Um detector enterrado a quase um quilômetro de profundidade nos Estados Unidos captou uma única interação de partícula que físicos não conseguem explicar facilmente com ruído de fundo conhecido. O evento apareceu em uma região onde se espera que a matéria escura se manifeste, tornando-o a pista mais tentadora até agora do experimento LUX-ZEPLIN. Mas os pesquisadores não estão reivindicando uma descoberta e enfatizam que um único evento está longe de ser uma prova.
Uma agulha em um tanque de 10 toneladas de xenônio líquido
O detector LUX-ZEPLIN (LZ) fica na Instalação de Pesquisa Subterrânea de Sanford, em Dakota do Sul. Ele usa 10 toneladas de xenônio líquido ultrapuro para capturar colisões raras de partículas. O experimento é conduzido pelo Laboratório Nacional Lawrence Berkeley e envolve 250 cientistas de 39 instituições. Seu principal objetivo é encontrar WIMPs, partículas massivas de interação fraca, que são um dos principais candidatos a matéria escura.

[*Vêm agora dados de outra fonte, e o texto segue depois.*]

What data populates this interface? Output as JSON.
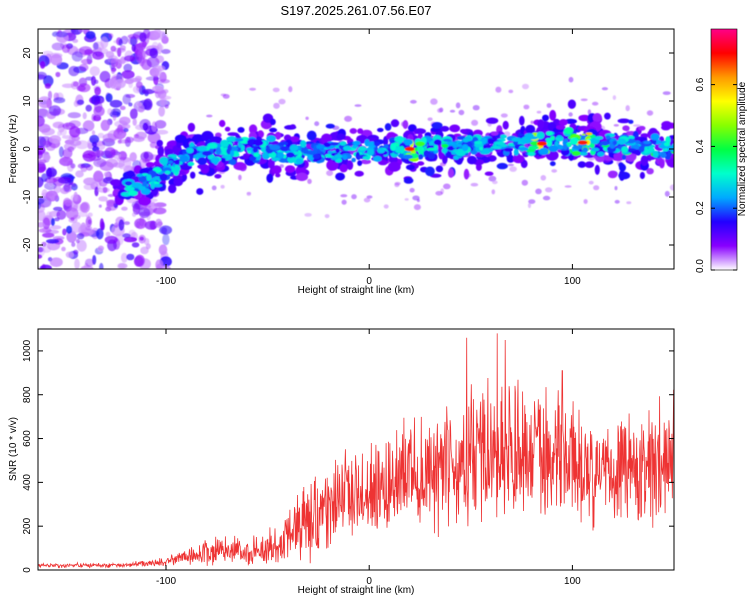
{
  "title": "S197.2025.261.07.56.E07",
  "chart_data": [
    {
      "type": "heatmap",
      "xlabel": "Height of straight line (km)",
      "ylabel": "Frequency (Hz)",
      "xlim": [
        -163,
        150
      ],
      "ylim": [
        -25,
        25
      ],
      "x_ticks": [
        -100,
        0,
        100
      ],
      "y_ticks": [
        -20,
        -10,
        0,
        10,
        20
      ],
      "signal_band": {
        "onset_km": -105,
        "centerline": [
          {
            "x": -125,
            "y": -8
          },
          {
            "x": -110,
            "y": -7
          },
          {
            "x": -100,
            "y": -4
          },
          {
            "x": -90,
            "y": -1
          },
          {
            "x": -60,
            "y": 0
          },
          {
            "x": -20,
            "y": -1
          },
          {
            "x": 20,
            "y": 0
          },
          {
            "x": 60,
            "y": 0.5
          },
          {
            "x": 100,
            "y": 1.5
          },
          {
            "x": 130,
            "y": 0.5
          },
          {
            "x": 150,
            "y": 0
          }
        ],
        "peak_amplitude_km": [
          20,
          85,
          105
        ]
      },
      "colorbar": {
        "label": "Normalized spectral amplitude",
        "range": [
          0.0,
          0.78
        ],
        "ticks": [
          "0.0",
          "0.2",
          "0.4",
          "0.6"
        ],
        "colors": [
          "#ffffff",
          "#8800ff",
          "#2200ff",
          "#00aaff",
          "#00ffcc",
          "#00ff44",
          "#88ff00",
          "#ffff00",
          "#ff9900",
          "#ff0000",
          "#ff0088"
        ]
      }
    },
    {
      "type": "line",
      "xlabel": "Height of straight line (km)",
      "ylabel": "SNR (10 * v/v)",
      "xlim": [
        -163,
        150
      ],
      "ylim": [
        0,
        1100
      ],
      "x_ticks": [
        -100,
        0,
        100
      ],
      "y_ticks": [
        0,
        200,
        400,
        600,
        800,
        1000
      ],
      "color": "#ee3333",
      "series": [
        {
          "name": "SNR",
          "trend": [
            {
              "x": -163,
              "y": 20
            },
            {
              "x": -120,
              "y": 22
            },
            {
              "x": -100,
              "y": 40
            },
            {
              "x": -80,
              "y": 80
            },
            {
              "x": -60,
              "y": 90
            },
            {
              "x": -45,
              "y": 110
            },
            {
              "x": -35,
              "y": 210
            },
            {
              "x": -25,
              "y": 260
            },
            {
              "x": -15,
              "y": 330
            },
            {
              "x": 0,
              "y": 380
            },
            {
              "x": 20,
              "y": 430
            },
            {
              "x": 40,
              "y": 480
            },
            {
              "x": 60,
              "y": 530
            },
            {
              "x": 80,
              "y": 520
            },
            {
              "x": 100,
              "y": 510
            },
            {
              "x": 125,
              "y": 480
            },
            {
              "x": 150,
              "y": 500
            }
          ],
          "peaks": [
            {
              "x": 48,
              "y": 1060
            },
            {
              "x": 63,
              "y": 1080
            },
            {
              "x": 67,
              "y": 1050
            },
            {
              "x": 95,
              "y": 910
            }
          ]
        }
      ]
    }
  ]
}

Nesta análise mais recente, a equipe analisou 220 dias de dados coletados de março de 2023 a abril de 2024. Buscas anteriores no mesmo conjunto de dados focaram em sinais de WIMP muito fracos. Desta vez, eles ampliaram a busca para incluir interações que depositam mais energia dentro do detector. Essa varredura mais ampla revelou o evento inesperado.
Um evento, muitas perguntas
A interação registrada não é estatisticamente forte o suficiente para contar como uma descoberta. Mas ela se destaca porque aparece em uma região de baixo ruído de fundo onde se prevê que partículas de matéria escura deixem um rastro. Rick Gaitskell, professor da Universidade Brown e porta-voz do LZ, disse que a equipe está intrigada, mas cautelosa. "Não estamos afirmando ter visto matéria escura", disse ele. "Mas vimos algo interessante."
Os resultados foram apresentados na conferência TeV Particle Astrophysics de 2026, no Japão. O artigo será publicado no arXiv e submetido à Physical Review Letters. Cientistas fora da colaboração agora examinarão o evento e oferecerão suas próprias interpretações.
A matéria escura é considerada responsável por cerca de 85% de toda a matéria do universo, mas nenhum experimento a detectou diretamente. Seus efeitos gravitacionais são visíveis em toda parte, mas sua composição permanece desconhecida. Se este único evento for confirmado por mais dados, ele poderá se tornar a primeira pista direta de uma partícula de matéria escura. Por enquanto, é um mistério que vale a pena observar.